Lenders will rarely take a punt on properties that they are not able to be protected by mortgage insurers. Mortgage insurers offer lenders mortgage insurance (LMI) to protect the bank if you default on your loan. These insurers generally won’t cover properties under 40 square metres, so the banks have little choice but to follow suit.The exact regulations and restrictions for apartment loans are dependent on each individual lender’s willingness to accept risk. Here are some common conditions for apartment loans.
- Bedroom requirements. Many lenders will require the apartment to have a bedroom that is separate to the living area, which means they will not provide financing for studio apartments.
- Limits to exposure. Some large lenders will also look to limit their exposure to individual developments. For example, once a lender has funded a certain percentage of purchases in a new apartment complex, but once it hits a certain limit they may refuse to offer loans for any more apartments in the same complex.
- Property use. Properties that are managed as part of a hotel or resort, for example, may not qualify for a loan. Some lenders will only finance loans for apartments designed for residential use.
- Size limits. Most lenders impose restrictions on the minimum size of an apartment. As a general rule, the apartment will need to be at least 45 or 50 square metres (excluding the balcony and any car spaces) in order to qualify for a loan. If your apartment is smaller than this, finding the funds you need may be difficult.

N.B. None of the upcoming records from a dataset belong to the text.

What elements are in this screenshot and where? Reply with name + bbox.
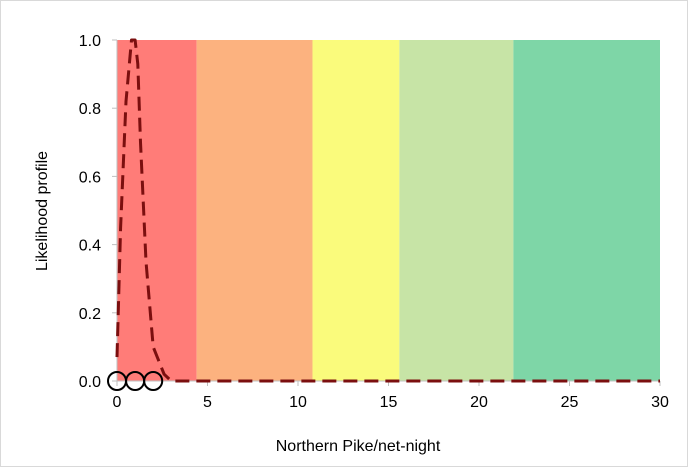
series-line-1	[115, 38, 660, 383]
points-layer	[107, 371, 164, 391]
y-axis-title: Likelihood profile	[34, 151, 51, 271]
band-5	[513, 40, 660, 381]
x-axis-title: Northern Pike/net-night	[276, 438, 441, 455]
x-tick-label: 5	[203, 394, 212, 411]
background-bands	[117, 40, 660, 381]
x-tick-label: 25	[561, 394, 579, 411]
y-tick-label: 1.0	[79, 33, 101, 50]
band-4	[399, 40, 514, 381]
tick-labels: 0 5 10 15 20 25 30 0.0 0.2 0.4 0.6 0.8 1.0	[79, 33, 669, 411]
y-tick-label: 0.4	[79, 238, 101, 255]
observation-point	[143, 371, 164, 391]
x-tick-label: 10	[289, 394, 307, 411]
band-3	[312, 40, 400, 381]
x-tick-label: 0	[113, 394, 122, 411]
y-tick-label: 0.8	[79, 101, 101, 118]
x-tick-label: 20	[470, 394, 488, 411]
y-tick-label: 0.6	[79, 169, 101, 186]
y-tick-label: 0.2	[79, 306, 101, 323]
y-tick-label: 0.0	[79, 374, 101, 391]
band-1	[117, 40, 197, 381]
series-layer	[115, 38, 660, 383]
x-tick-label: 15	[380, 394, 398, 411]
x-tick-label: 30	[651, 394, 669, 411]
band-2	[196, 40, 313, 381]
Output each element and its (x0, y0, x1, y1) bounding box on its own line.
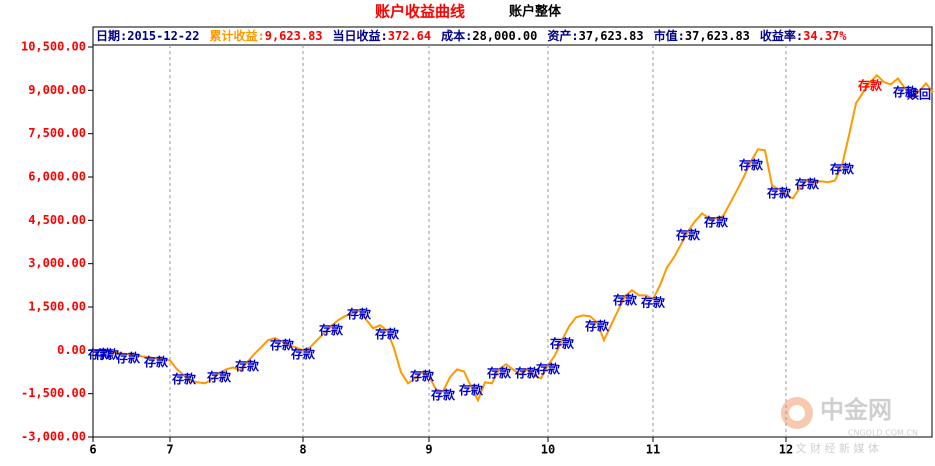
info-value: 37,623.83 (685, 29, 750, 43)
info-label: 日期: (96, 28, 127, 43)
info-label: 资产: (547, 28, 578, 43)
chart-subtitle: 账户整体 (509, 4, 562, 20)
annotation: 存款 (675, 227, 701, 242)
info-value: 34.37% (803, 29, 847, 43)
info-label: 市值: (654, 28, 685, 43)
x-tick-label: 10 (541, 443, 555, 457)
annotation: 存款 (794, 176, 820, 191)
y-tick-label: -1,500.00 (21, 386, 86, 400)
info-line: 日期:2015-12-22 累计收益:9,623.83 当日收益:372.64 成本:… (96, 28, 847, 43)
y-tick-label: 9,000.00 (28, 83, 86, 97)
info-value: 372.64 (388, 29, 431, 43)
annotation: 存款 (94, 347, 120, 362)
annotation: 存款 (290, 346, 316, 361)
annotation: 存款 (766, 185, 792, 200)
annotation: 存款 (703, 214, 729, 229)
annotation: 存款 (430, 387, 456, 402)
annotation: 存款 (829, 161, 855, 176)
watermark-name: 中金网 (820, 396, 892, 424)
x-tick-label: 11 (646, 443, 660, 457)
x-tick-label: 9 (425, 443, 432, 457)
series-line (93, 73, 934, 403)
annotation: 存款 (549, 336, 575, 351)
x-tick-label: 6 (89, 443, 96, 457)
plot-frame (92, 26, 933, 438)
watermark-logo-inner (789, 405, 805, 421)
annotation: 存款 (738, 157, 764, 172)
annotation: 存款 (857, 78, 883, 93)
y-tick-label: 3,000.00 (28, 256, 86, 270)
info-value: 2015-12-22 (127, 29, 199, 43)
annotation: 赎回 (907, 87, 931, 102)
annotation: 存款 (584, 318, 610, 333)
annotation: 存款 (318, 322, 344, 337)
annotation: 存款 (269, 337, 295, 352)
annotation: 存款 (458, 382, 484, 397)
annotation: 存款 (87, 346, 113, 361)
watermark-site: CNGOLD.COM.CN (848, 429, 918, 438)
y-tick-label: 10,500.00 (21, 40, 86, 54)
x-tick-label: 8 (299, 443, 306, 457)
y-tick-label: 7,500.00 (28, 126, 86, 140)
annotation: 存款 (143, 354, 169, 369)
watermark-slogan: 中 文 财 经 新 媒 体 (781, 441, 879, 455)
info-label: 收益率: (760, 28, 803, 43)
annotation: 存款 (892, 84, 918, 99)
annotation: 存款 (409, 368, 435, 383)
x-tick-label: 7 (166, 443, 173, 457)
annotation: 存款 (206, 369, 232, 384)
chart-title: 账户收益曲线 (375, 3, 465, 21)
annotation: 存款 (171, 371, 197, 386)
annotation: 存款 (640, 295, 666, 310)
annotation: 存款 (514, 365, 540, 380)
info-value: 9,623.83 (265, 29, 323, 43)
annotation: 存款 (486, 365, 512, 380)
annotation: 存款 (374, 326, 400, 341)
y-tick-label: 1,500.00 (28, 300, 86, 314)
info-label: 当日收益: (333, 28, 388, 43)
annotation: 存款 (234, 358, 260, 373)
annotation: 存款 (346, 306, 372, 321)
y-tick-label: 4,500.00 (28, 213, 86, 227)
x-tick-label: 12 (779, 443, 793, 457)
info-label: 累计收益: (209, 28, 264, 43)
annotation: 存款 (115, 350, 141, 365)
y-tick-label: 0.00 (57, 343, 86, 357)
info-value: 37,623.83 (579, 29, 644, 43)
annotation: 存款 (612, 292, 638, 307)
info-label: 成本: (441, 28, 472, 43)
y-tick-label: 6,000.00 (28, 170, 86, 184)
watermark: 中金网 CNGOLD.COM.CN 中 文 财 经 新 媒 体 (781, 396, 918, 455)
info-value: 28,000.00 (472, 29, 537, 43)
y-tick-label: -3,000.00 (21, 430, 86, 444)
annotation: 存款 (535, 361, 561, 376)
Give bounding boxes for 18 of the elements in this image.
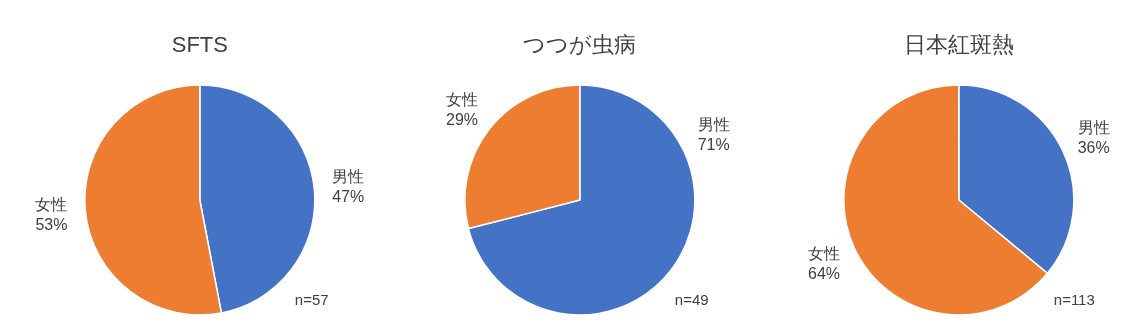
text: n=113 — [1054, 291, 1096, 308]
chart-title: SFTS — [171, 32, 228, 57]
data-label: 71% — [697, 136, 730, 154]
slice-label: 女性 — [35, 196, 68, 214]
slice-label: 男性 — [332, 167, 365, 185]
data-label: 64% — [808, 265, 841, 283]
slice-label: 男性 — [1077, 118, 1110, 136]
chart-title: つつが虫病 — [522, 32, 636, 57]
slice-label: 女性 — [445, 90, 478, 108]
slice-label: 男性 — [697, 116, 730, 134]
data-label: 36% — [1077, 138, 1110, 156]
data-label: 47% — [332, 187, 365, 205]
data-label: 53% — [35, 216, 68, 234]
chart-title: 日本紅斑熱 — [904, 32, 1015, 57]
text: n=49 — [674, 291, 709, 308]
data-label: 29% — [445, 110, 478, 128]
text: n=57 — [294, 291, 329, 308]
slice-label: 女性 — [808, 245, 841, 263]
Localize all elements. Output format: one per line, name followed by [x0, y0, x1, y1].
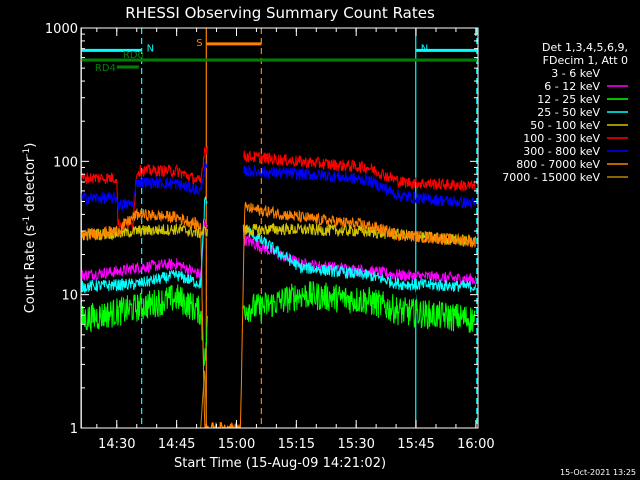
legend-header: FDecim 1, Att 0	[543, 54, 628, 67]
flag-label: RD0	[123, 50, 144, 61]
y-label-superscript: -1	[22, 148, 32, 157]
legend-entry-label: 12 - 25 keV	[537, 93, 600, 106]
y-label-part: )	[23, 143, 38, 148]
y-label-part: detector	[23, 156, 38, 216]
y-tick-label: 1	[70, 422, 78, 437]
flag-label: N	[421, 43, 428, 54]
y-label-part: Count Rate (s	[23, 225, 38, 314]
chart-title: RHESSI Observing Summary Count Rates	[125, 4, 435, 22]
legend-entry-label: 7000 - 15000 keV	[502, 171, 600, 184]
series-line	[200, 370, 207, 428]
x-tick-label: 15:30	[337, 437, 374, 452]
legend-entry-label: 6 - 12 keV	[544, 80, 600, 93]
plot-frame	[80, 27, 479, 429]
series-line	[81, 195, 476, 294]
footer-timestamp: 15-Oct-2021 13:25	[560, 468, 636, 477]
x-tick-label: 15:15	[278, 437, 315, 452]
flag-label: S	[196, 38, 202, 49]
legend-entry-label: 25 - 50 keV	[537, 106, 600, 119]
series-line	[81, 145, 476, 231]
y-tick-label: 1000	[45, 22, 78, 37]
x-tick-label: 15:00	[218, 437, 255, 452]
legend-entry-label: 300 - 800 keV	[523, 145, 600, 158]
series-line	[81, 281, 476, 366]
y-axis-label: Count Rate (s-1 detector-1)	[22, 143, 38, 314]
x-tick-label: 14:30	[98, 437, 135, 452]
series-line	[81, 201, 476, 428]
legend-header: Det 1,3,4,5,6,9,	[542, 41, 628, 54]
series-line	[81, 161, 476, 212]
x-tick-label: 15:45	[397, 437, 434, 452]
x-axis-label: Start Time (15-Aug-09 14:21:02)	[174, 456, 386, 471]
legend-entry-label: 3 - 6 keV	[551, 67, 600, 80]
x-tick-label: 16:00	[457, 437, 494, 452]
legend-entry-label: 800 - 7000 keV	[516, 158, 600, 171]
x-tick-label: 14:45	[158, 437, 195, 452]
legend-entry-label: 100 - 300 keV	[523, 132, 600, 145]
y-label-superscript: -1	[22, 216, 32, 225]
y-tick-label: 10	[61, 289, 78, 304]
flag-label: N	[147, 43, 154, 54]
legend-entry-label: 50 - 100 keV	[530, 119, 600, 132]
flag-label: RD4	[95, 63, 116, 74]
y-tick-label: 100	[53, 155, 78, 170]
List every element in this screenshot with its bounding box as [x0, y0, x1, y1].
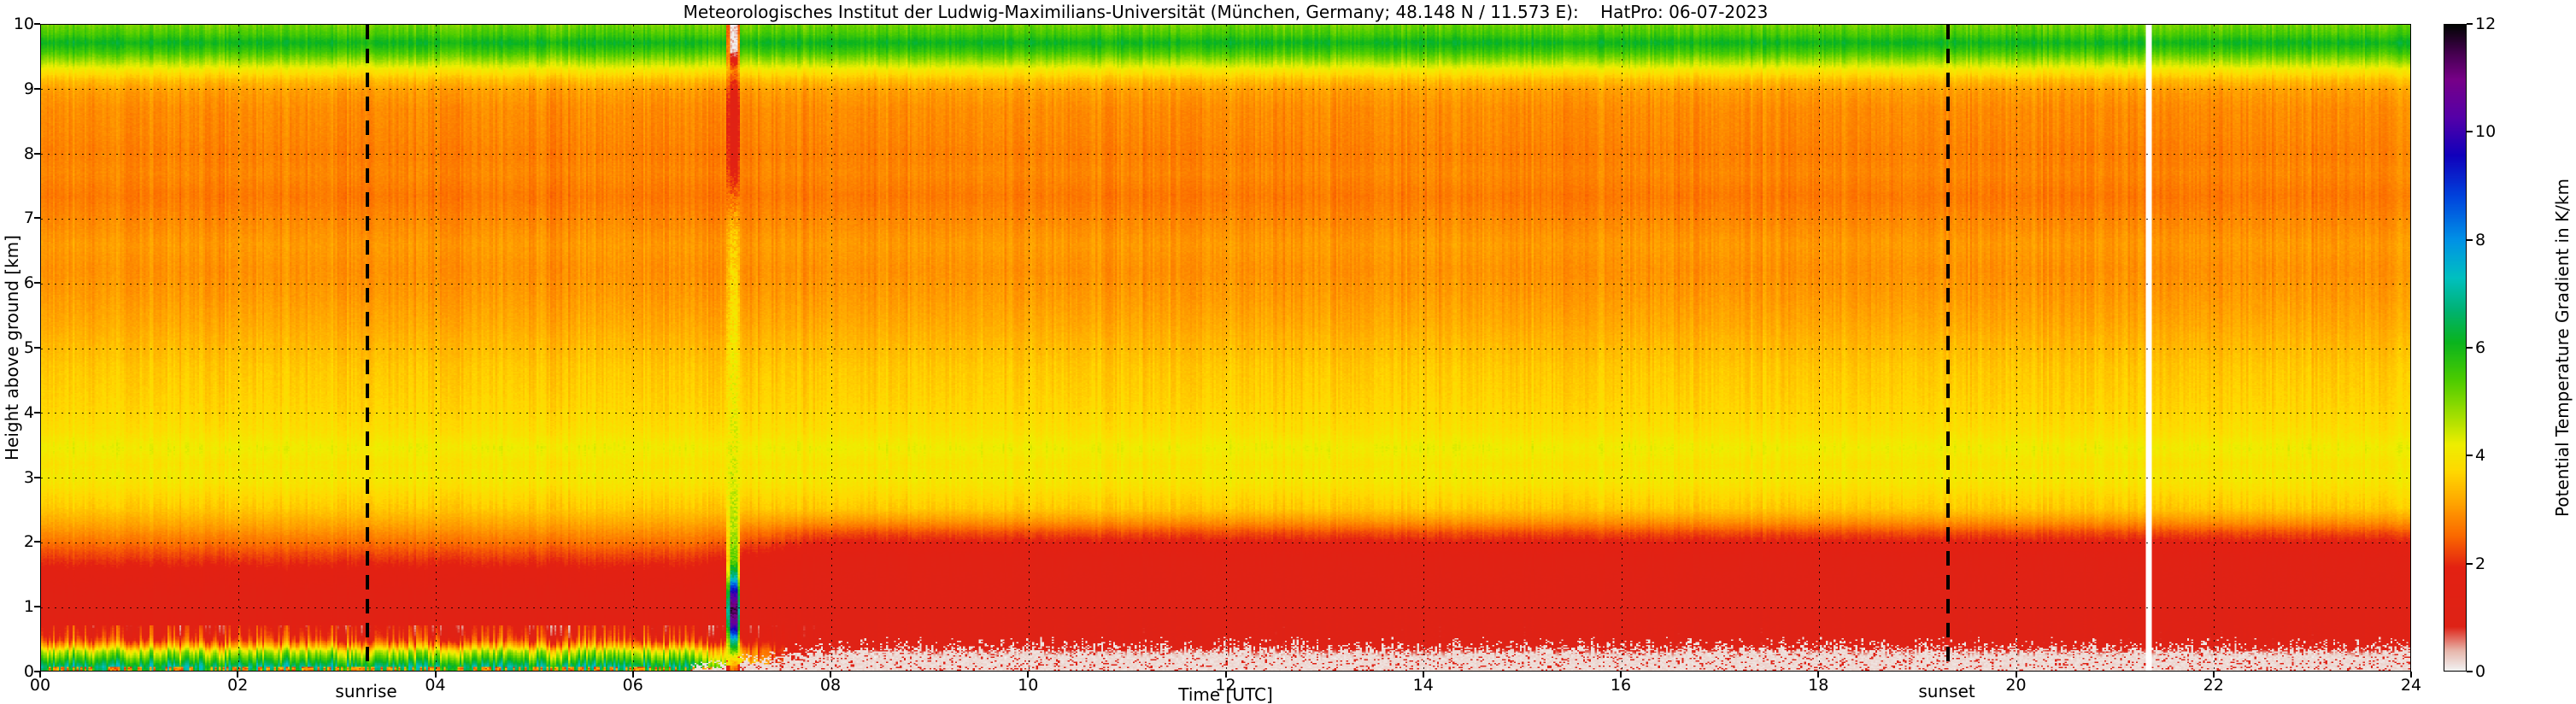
grid-line-vertical	[633, 25, 635, 671]
colorbar-label: Potential Temperature Gradient in K/km	[2552, 179, 2573, 517]
y-tick-mark	[34, 411, 40, 414]
grid-line-horizontal	[41, 89, 2410, 91]
grid-line-vertical	[2016, 25, 2017, 671]
y-tick-label: 9	[23, 79, 34, 98]
grid-line-vertical	[1423, 25, 1425, 671]
x-tick-label: 00	[29, 676, 51, 695]
x-tick-mark	[237, 672, 239, 678]
y-tick-label: 7	[23, 208, 34, 228]
x-tick-mark	[1620, 672, 1622, 678]
heatmap-plot	[40, 24, 2411, 672]
y-tick-mark	[34, 152, 40, 155]
y-tick-mark	[34, 541, 40, 543]
colorbar	[2444, 24, 2467, 672]
y-tick-mark	[34, 671, 40, 672]
x-tick-mark	[830, 672, 831, 678]
colorbar-tick-label: 10	[2475, 122, 2497, 142]
y-tick-mark	[34, 217, 40, 220]
y-tick-label: 4	[23, 402, 34, 422]
y-tick-mark	[34, 606, 40, 608]
x-tick-mark	[434, 672, 437, 678]
x-tick-mark	[631, 672, 634, 678]
sunrise-label: sunrise	[335, 681, 397, 701]
colorbar-tick-label: 2	[2475, 554, 2486, 573]
colorbar-tick-mark	[2467, 131, 2473, 133]
y-tick-mark	[34, 347, 40, 349]
y-tick-label: 3	[23, 467, 34, 487]
x-tick-mark	[39, 672, 41, 678]
grid-line-vertical	[830, 25, 832, 671]
y-tick-label: 10	[13, 15, 34, 33]
sunset-label: sunset	[1918, 681, 1975, 701]
grid-line-vertical	[436, 25, 437, 671]
x-tick-label: 20	[2005, 676, 2027, 695]
grid-line-vertical	[1226, 25, 1227, 671]
x-tick-mark	[1224, 672, 1227, 678]
sunrise-line	[365, 25, 369, 671]
y-tick-mark	[34, 87, 40, 90]
x-tick-label: 12	[1215, 676, 1236, 695]
sunset-line	[1945, 25, 1950, 671]
x-tick-label: 04	[425, 676, 446, 695]
y-tick-mark	[34, 476, 40, 478]
colorbar-tick-label: 4	[2475, 446, 2486, 466]
x-tick-mark	[1027, 672, 1030, 678]
colorbar-tick-mark	[2467, 347, 2473, 349]
grid-line-horizontal	[41, 607, 2410, 608]
colorbar-tick-mark	[2467, 23, 2473, 25]
y-tick-label: 5	[23, 338, 34, 357]
y-tick-label: 1	[23, 597, 34, 617]
colorbar-canvas	[2444, 25, 2466, 671]
x-tick-label: 22	[2203, 676, 2224, 695]
colorbar-tick-mark	[2467, 562, 2473, 565]
x-tick-mark	[2410, 672, 2412, 678]
x-tick-label: 10	[1018, 676, 1039, 695]
x-tick-mark	[2212, 672, 2215, 678]
colorbar-tick-label: 0	[2475, 662, 2486, 681]
x-tick-label: 08	[819, 676, 842, 695]
x-tick-label: 14	[1412, 676, 1434, 695]
x-tick-label: 16	[1610, 676, 1632, 695]
y-tick-mark	[34, 23, 40, 25]
x-axis-label: Time [UTC]	[1178, 684, 1273, 704]
colorbar-tick-mark	[2467, 455, 2473, 457]
colorbar-tick-mark	[2467, 671, 2473, 672]
colorbar-tick-label: 8	[2475, 230, 2486, 249]
x-tick-label: 06	[622, 676, 643, 695]
x-tick-mark	[2015, 672, 2017, 678]
colorbar-tick-mark	[2467, 238, 2473, 241]
grid-line-vertical	[238, 25, 239, 671]
x-tick-mark	[1817, 672, 1820, 678]
grid-line-horizontal	[41, 218, 2410, 220]
colorbar-tick-label: 12	[2475, 15, 2497, 33]
x-tick-label: 24	[2400, 676, 2422, 695]
chart-title: Meteorologisches Institut der Ludwig-Max…	[683, 2, 1769, 22]
x-tick-label: 02	[227, 676, 249, 695]
grid-line-vertical	[1818, 25, 1820, 671]
y-tick-mark	[34, 282, 40, 285]
colorbar-tick-label: 6	[2475, 338, 2486, 357]
y-tick-label: 6	[23, 273, 34, 293]
grid-line-vertical	[2214, 25, 2215, 671]
y-tick-label: 2	[23, 532, 34, 552]
x-tick-label: 18	[1808, 676, 1829, 695]
y-tick-label: 0	[23, 662, 34, 681]
grid-line-horizontal	[41, 413, 2410, 414]
y-tick-label: 8	[23, 144, 34, 163]
x-tick-mark	[1422, 672, 1424, 678]
grid-line-horizontal	[41, 154, 2410, 155]
grid-line-horizontal	[41, 283, 2410, 285]
grid-line-vertical	[1028, 25, 1030, 671]
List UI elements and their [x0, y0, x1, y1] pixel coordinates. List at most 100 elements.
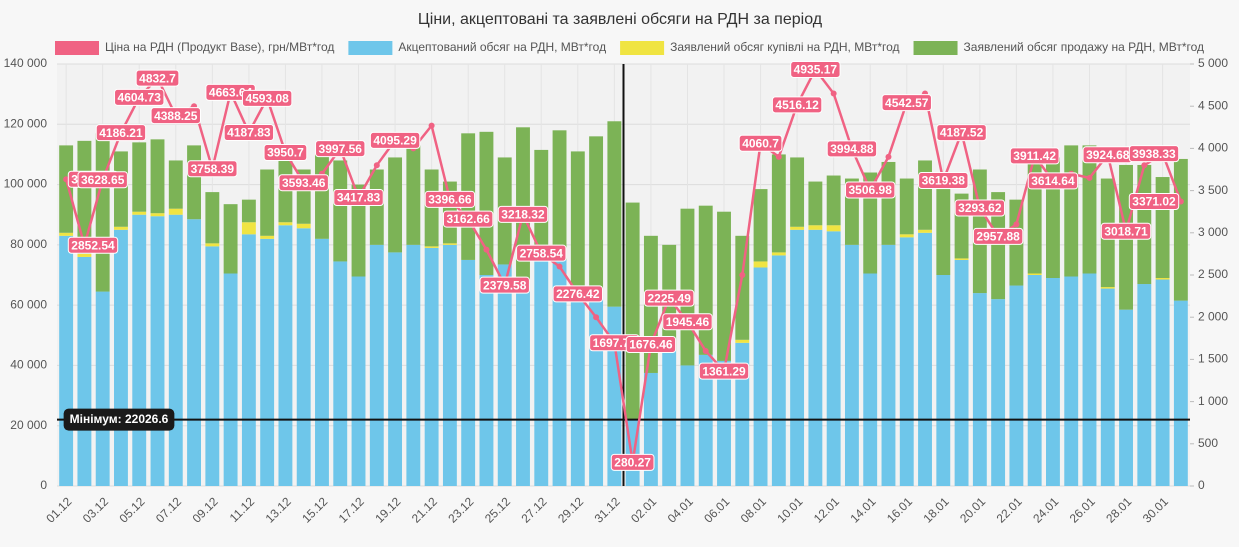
bar: [296, 228, 311, 486]
y-tick-label: 0: [40, 478, 47, 492]
price-point: [593, 314, 600, 321]
x-tick-label: 24.01: [1030, 494, 1061, 525]
price-point: [373, 162, 380, 169]
x-tick-label: 09.12: [190, 494, 221, 525]
data-label: 4604.73: [118, 91, 162, 105]
data-label: 1361.29: [702, 364, 746, 378]
annotation-bg: [63, 408, 175, 431]
annotation-label: Мінімум: 22026.6: [70, 412, 169, 426]
bar: [808, 181, 823, 226]
bar: [918, 229, 932, 233]
price-point: [483, 246, 490, 253]
x-tick-label: 19.12: [372, 494, 403, 525]
bar: [442, 243, 457, 245]
data-label: 3293.62: [958, 201, 1002, 215]
legend-label: Ціна на РДН (Продукт Base), грн/МВт*год: [105, 40, 334, 54]
data-label: 2957.88: [976, 230, 1020, 244]
data-label-group: 3614.64: [1027, 172, 1079, 190]
data-label-bg: [845, 181, 896, 199]
bar: [1009, 285, 1024, 486]
bar: [205, 192, 220, 244]
bar: [991, 192, 1006, 300]
bar: [333, 261, 348, 486]
bar: [406, 145, 421, 245]
bar: [296, 223, 311, 229]
data-label-group: 2852.54: [67, 236, 119, 254]
data-label-bg: [881, 94, 932, 112]
bar: [1155, 279, 1170, 486]
y2-tick-label: 4 500: [1198, 98, 1228, 112]
bar: [351, 276, 366, 486]
data-label-group: 3628.65: [77, 171, 128, 189]
bar: [717, 360, 731, 486]
bar: [918, 160, 932, 230]
bar: [132, 142, 147, 212]
data-label: 1945.46: [666, 315, 710, 329]
y2-tick-label: 2 000: [1198, 309, 1228, 323]
y2-tick-label: 4 000: [1198, 141, 1228, 155]
data-label-group: 3994.88: [826, 140, 878, 158]
bar: [552, 259, 567, 486]
bar: [351, 184, 366, 277]
bar: [114, 151, 128, 227]
bar: [333, 160, 348, 262]
bar: [972, 293, 987, 486]
legend-label: Заявлений обсяг продажу на РДН, МВт*год: [964, 40, 1205, 54]
data-label-bg: [698, 362, 750, 380]
data-label-bg: [241, 89, 293, 107]
x-tick-label: 02.01: [628, 494, 659, 525]
x-tick-label: 12.01: [811, 494, 842, 525]
data-label: 3938.33: [1132, 147, 1176, 161]
bar: [899, 178, 914, 235]
data-label: 4187.52: [940, 126, 984, 140]
bar: [991, 299, 1006, 486]
data-label-bg: [424, 190, 476, 208]
bar: [607, 306, 622, 486]
x-tick-label: 10.01: [774, 494, 805, 525]
bar: [205, 246, 220, 486]
data-label-bg: [972, 227, 1024, 245]
y2-tick-label: 1 500: [1198, 352, 1228, 366]
data-label-bg: [826, 140, 878, 158]
bar: [479, 275, 494, 486]
data-label-bg: [333, 189, 384, 207]
bar: [735, 339, 750, 343]
bar: [241, 222, 256, 235]
data-label-group: 3938.33: [1128, 145, 1180, 163]
price-point: [830, 90, 837, 97]
y-tick-label: 120 000: [4, 116, 48, 130]
bar: [132, 214, 147, 486]
bar: [77, 256, 92, 486]
bar: [369, 169, 384, 245]
legend-label: Заявлений обсяг купівлі на РДН, МВт*год: [670, 40, 899, 54]
data-label-group: 4060.7: [738, 134, 783, 152]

- Deposit requirements. Lenders will always consider the property value in relation to the loan amount, also known as the loan-to-value ratio (LVR). For small apartments of less than 40 square metres, you most likely won’t be able to borrow more than 80% of the property’s value, which means you’ll need to have a deposit of at least 20% of the purchase price ready to go. The maximum LVR you will usually be able to borrow is 90%.